Google API are very popular web services. You can get all sorts of information from them, like news, translations, youtube analytics, or pure search results.
- “Finnish Meets Italian and Portuguese through Google Translate API. Preventing Weather from Getting Lost in Translation.”
- “IBM Watson meets Google API”.
Amazon ML Services
By the way, as for automatic translation, one possible alternative to Google Translate API is Amazon Machine Learning (ML) Services which include a translation service. The new story “Amazon ML Services meets Google Charts. Travel Risk Guide for Corporate Safety” estimates travel risks: first, on a global level by visualizing the risks for each country on a Google world map using the Choropleth World Map component; and then, by analyzing local news for a particular country of interest. This is where Amazon Authentication and Amazon Translate nodes come into play: they help to translate local news to the desirable language. But it is not all: the workflow also applies Amazon Comprehend nodes to estimate the sentiment of the news alerts and extract key phrases, for example. As a result, Google charts and Amazon ML Services blend in one travel risk guide (Fig. 2).
Azure Cognitive Services and Twitter
We’ve also got a story for those who prefer to conduct their sentiment analysis with Microsoft Azure instead of Amazon. The new story “Twitter and Azure. Sentiment Analysis via API.” extracts tweets with Twitter API Connector and Twitter Search nodes and passes them into Azure Cognitive Services using POST Request node. By the way, since Twitter only allows your to extract recent tweets, you might be interested in the “Twitter meets PostgreSQL. More Than Idle Chat?” story, which blends recent data from Twitter with the older data stored in, for example, a PostgreSQL database.
Tableau and BIRT
Python and R
Of course, we could not pass by fans of writing a piece of code themselves. In our story “A Cross-Platform Ensemble Model.

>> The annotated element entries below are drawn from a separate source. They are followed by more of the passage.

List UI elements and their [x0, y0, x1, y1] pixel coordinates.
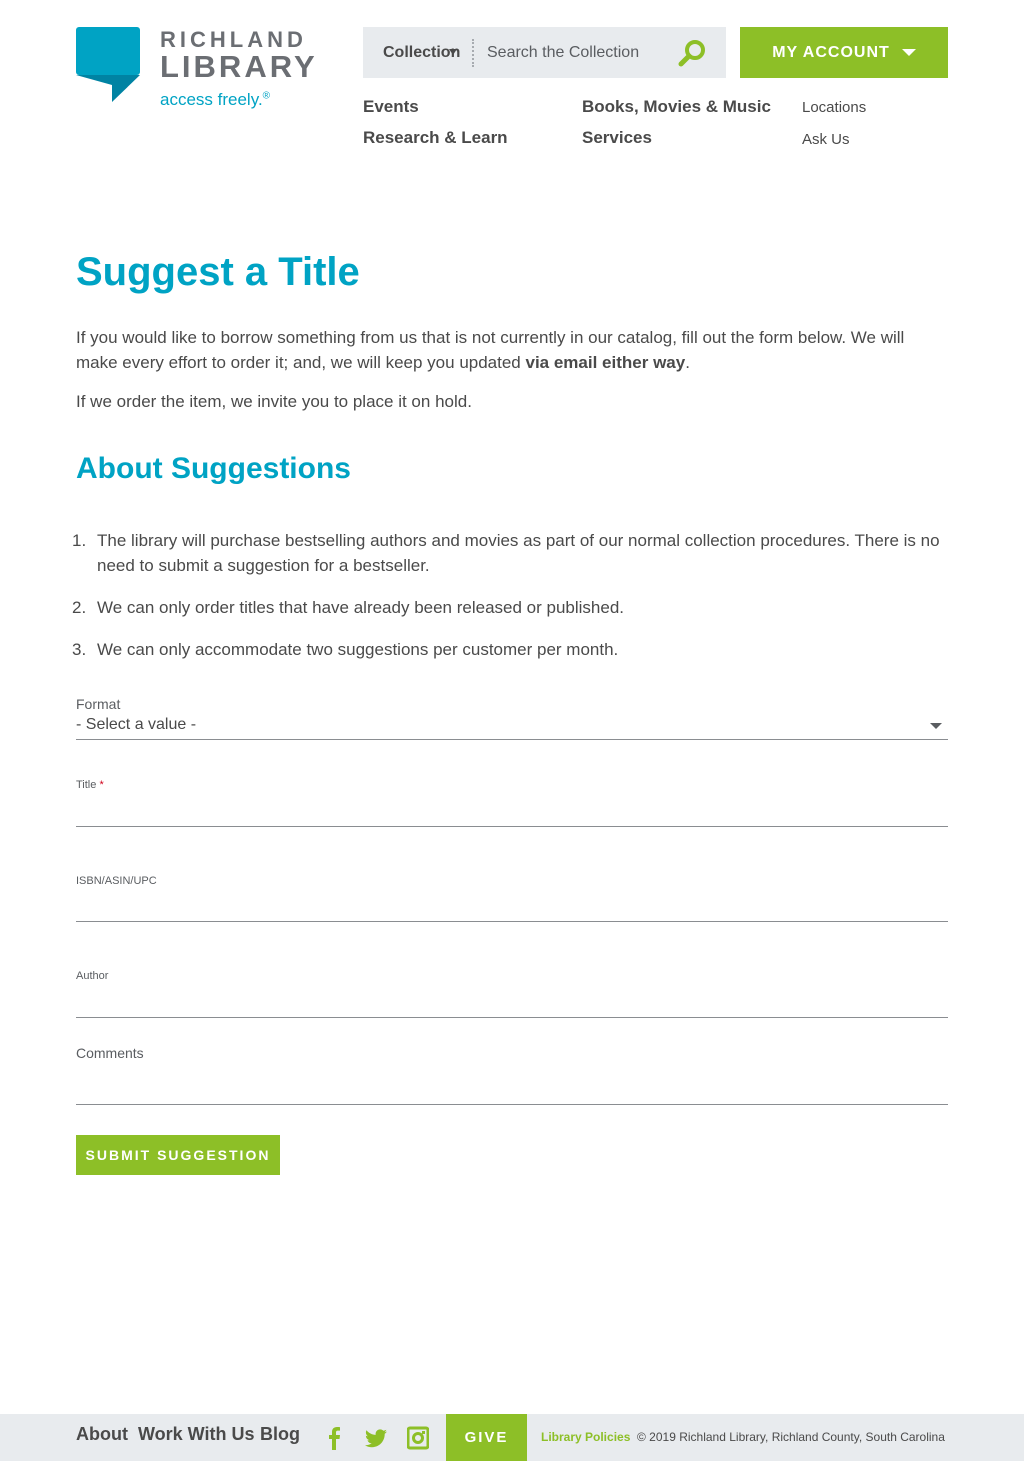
nav-ask-us[interactable]: Ask Us: [802, 131, 850, 148]
section-title-about-suggestions: About Suggestions: [76, 452, 351, 485]
list-item: 3. We can only accommodate two suggestio…: [72, 637, 948, 662]
list-item-number: 3.: [72, 640, 87, 659]
footer: About Work With Us Blog GIVE Library Pol…: [0, 1414, 1024, 1461]
search-icon[interactable]: [676, 37, 708, 69]
my-account-label: MY ACCOUNT: [772, 43, 890, 61]
give-button[interactable]: GIVE: [446, 1414, 527, 1461]
intro-hold-paragraph: If we order the item, we invite you to p…: [76, 392, 472, 411]
chevron-down-icon[interactable]: [930, 723, 942, 729]
search-input[interactable]: [487, 37, 667, 69]
isbn-underline: [76, 921, 948, 922]
facebook-icon[interactable]: [324, 1426, 346, 1450]
format-underline: [76, 739, 948, 740]
comments-field[interactable]: [76, 1075, 948, 1101]
intro-paragraph: If you would like to borrow something fr…: [76, 328, 905, 372]
submit-suggestion-button[interactable]: SUBMIT SUGGESTION: [76, 1135, 280, 1175]
list-item: 2. We can only order titles that have al…: [72, 595, 948, 620]
copyright-text: © 2019 Richland Library, Richland County…: [637, 1430, 945, 1444]
list-item-text: The library will purchase bestselling au…: [97, 531, 940, 575]
list-item-number: 1.: [72, 531, 87, 550]
site-logo[interactable]: RICHLAND LIBRARY access freely.®: [76, 27, 336, 117]
twitter-icon[interactable]: [364, 1426, 388, 1450]
nav-events[interactable]: Events: [363, 97, 419, 117]
author-underline: [76, 1017, 948, 1018]
list-item-text: We can only order titles that have alrea…: [97, 598, 625, 617]
comments-underline: [76, 1104, 948, 1105]
format-select[interactable]: - Select a value -: [76, 716, 196, 734]
isbn-field[interactable]: [76, 894, 948, 920]
footer-link-about[interactable]: About: [76, 1424, 128, 1445]
logo-tagline: access freely.®: [160, 90, 271, 109]
isbn-label: ISBN/ASIN/UPC: [76, 875, 157, 887]
logo-mark-icon: [76, 27, 140, 102]
search-divider: [472, 39, 474, 67]
search-bar: Collection: [363, 27, 726, 78]
library-policies-link[interactable]: Library Policies: [541, 1430, 630, 1444]
format-label: Format: [76, 696, 121, 712]
my-account-button[interactable]: MY ACCOUNT: [740, 27, 948, 78]
title-field[interactable]: [76, 799, 948, 825]
title-underline: [76, 826, 948, 827]
nav-services[interactable]: Services: [582, 128, 652, 148]
search-scope-caret-icon[interactable]: [449, 49, 457, 55]
comments-label: Comments: [76, 1045, 144, 1061]
title-label: Title *: [76, 779, 104, 791]
logo-text-library: LIBRARY: [160, 49, 318, 84]
chevron-down-icon: [901, 49, 916, 56]
list-item: 1. The library will purchase bestselling…: [72, 528, 948, 578]
intro-emphasis: via email either way: [525, 353, 686, 372]
required-marker: *: [99, 779, 104, 791]
instagram-icon[interactable]: [407, 1426, 429, 1450]
footer-link-blog[interactable]: Blog: [260, 1424, 300, 1445]
author-field[interactable]: [76, 990, 948, 1016]
list-item-text: We can only accommodate two suggestions …: [97, 640, 619, 659]
footer-link-work-with-us[interactable]: Work With Us: [138, 1424, 255, 1445]
author-label: Author: [76, 970, 109, 982]
nav-books-movies-music[interactable]: Books, Movies & Music: [582, 97, 771, 117]
nav-research-learn[interactable]: Research & Learn: [363, 128, 508, 148]
list-item-number: 2.: [72, 598, 87, 617]
nav-locations[interactable]: Locations: [802, 99, 866, 116]
page-title: Suggest a Title: [76, 250, 360, 294]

R Meets Python and KNIME. Embrace Freedom in the Data Science Lab!”, we easily integrate two programming languages most beloved by data scientists into the KNIME Analytics Platform to train classical machine learning classification models on R, Python and KNIME. For that, we just need dedicated Python Learner, Python Predictor, R Learner and R Predictor nodes. We then ensemble predictions obtained from three different platforms using just one Prediction Fusion node. Isn’t it a fantastic blending?
To sum up, the second edition of the “Will They Blend” e-book is now available for download after updating and expanding it for KNIME Analytics Platform 4.2.
The updating procedure was quite a massive amount of work. We replaced deprecated and legacy nodes (even though all deprecated and legacy nodes still work and process your data without any changes), replaced deprecated services, and replaced the public data that disappeared from the web within 2 years.
We expanded the e-book with new stories including those with the latest nodes: SharePoint Online Connector, SAP Reader (Theobald), Amazon DynamoDB and Tableau Writer. One of the stories we are aiming to write next is about newly created dedicated Salesforce nodes. What could we blend them with… ?
Like all e-books in KNIME Press, Will They Blend? is a live e-book. Every time a connector to a new data source is made available in a new release of KNIME Analytics Platform and an example workflow is created, the respective story is added to the PDF document.